Ca parait plus naturel, plus authentique. Du coup, les marques en profitent.

EF aussi fait du marketing d’influence en invitant des YouTubeurs comme Tibo Inshape à faire un séjour linguistique aux USA, tous frais payés.

Notre YouTubeur se prend ensuite en photo devant le signe Hollywood et partage la photo sur Instragram à ses centaines de milliers de followers, avec l’hashtag qui va avec bien sûr !

Notez également que les personnes qui suivent Tibo Inshape sont majoritairement jeunes. Ce sont les personnes qu’EF veut viser pour leurs séjours linguistiques (entre 16 et 23 ans).

C’est donc un choix stratégique de faire appel à Tibo inshape.

Très beau coup marketing en tout cas !

Je pense que les influenceurs sont vraiment une opportunité à saisir si vous gérez un ecommerce car les ROIs (retour sur investissement) peuvent être bien plus importants qu’une campagne de publicité Facebook par exemple.
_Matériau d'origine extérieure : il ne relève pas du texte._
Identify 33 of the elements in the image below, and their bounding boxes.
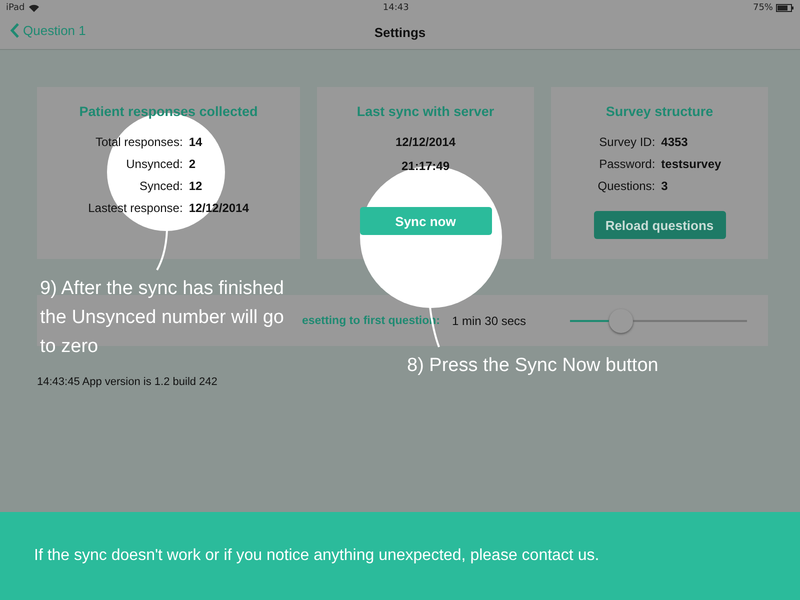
sync-date: 12/12/2014 (395, 135, 456, 149)
sync-now-button[interactable]: Sync now (360, 207, 492, 235)
survey-label: Password: (598, 157, 656, 171)
survey-label: Questions: (598, 179, 656, 193)
timeout-slider[interactable] (570, 308, 747, 332)
banner-text: If the sync doesn't work or if you notice anything unexpected, please contact us. (34, 547, 600, 565)
survey-value: 3 (661, 179, 669, 193)
stat-label: Unsynced: (125, 157, 183, 171)
card-title: Last sync with server (356, 104, 494, 119)
card-title: Survey structure (606, 104, 714, 119)
reload-questions-button[interactable]: Reload questions (594, 211, 726, 239)
battery-icon (776, 4, 794, 12)
slider-thumb[interactable] (609, 308, 634, 332)
card-title: Patient responses collected (79, 104, 258, 119)
back-link[interactable]: Question 1 (10, 23, 86, 38)
callout-text: 8) Press the Sync Now button (407, 354, 660, 378)
callout-text: 9) After the sync has finished the Unsynced number will go to zero (40, 277, 285, 359)
stat-value: 12 (188, 179, 204, 193)
stat-value: 2 (188, 157, 197, 171)
survey-label: Survey ID: (598, 135, 656, 149)
survey-value: testsurvey (661, 157, 722, 171)
stat-value: 14 (188, 135, 204, 149)
device-name: iPad (6, 3, 25, 13)
version-text: 14:43:45 App version is 1.2 build 242 (37, 376, 218, 388)
page-title: Settings (374, 25, 426, 40)
stat-label: Synced: (138, 179, 183, 193)
chevron-left-icon (10, 23, 19, 38)
timeout-value: 1 min 30 secs (452, 314, 526, 328)
wifi-icon (28, 4, 39, 12)
clock: 14:43 (382, 3, 409, 13)
battery-percentage: 75% (752, 3, 773, 13)
leader-line (155, 230, 169, 272)
survey-value: 4353 (661, 135, 689, 149)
Attention cependant à choisir les bons influenceurs, qui ont un bon taux d’engagement sur leurs publications ET surtout dont l’audience correspond à votre cible.

Retenez : Les gens ont confiance en leurs semblables, beaucoup plus que dans les publicités.

8) Faites un concours

Ah, les concours sur les réseaux sociaux.

Qui n’a jamais tenté de participer à un de ces concours pour tenter de remporter un prix ?

Des marques comme Nutella font régulièrement des concours sur leur page Facebook.

Non pas pour gagner de l’argent.

Mais essentiellement pour gagner en notoriété, toucher de nouvelles personnes sur les réseaux sociaux et engager leur communauté existante.

Vous pouvez aussi lancer un concours en partenariat avec un influenceur sur Instagram si vous souhaitez toucher une autre audience que celle que vous avez déjà.

C’est ce que fait Garnier.

Ici aussi, l’objectif devait être d’augmenter leur notoriété de marque.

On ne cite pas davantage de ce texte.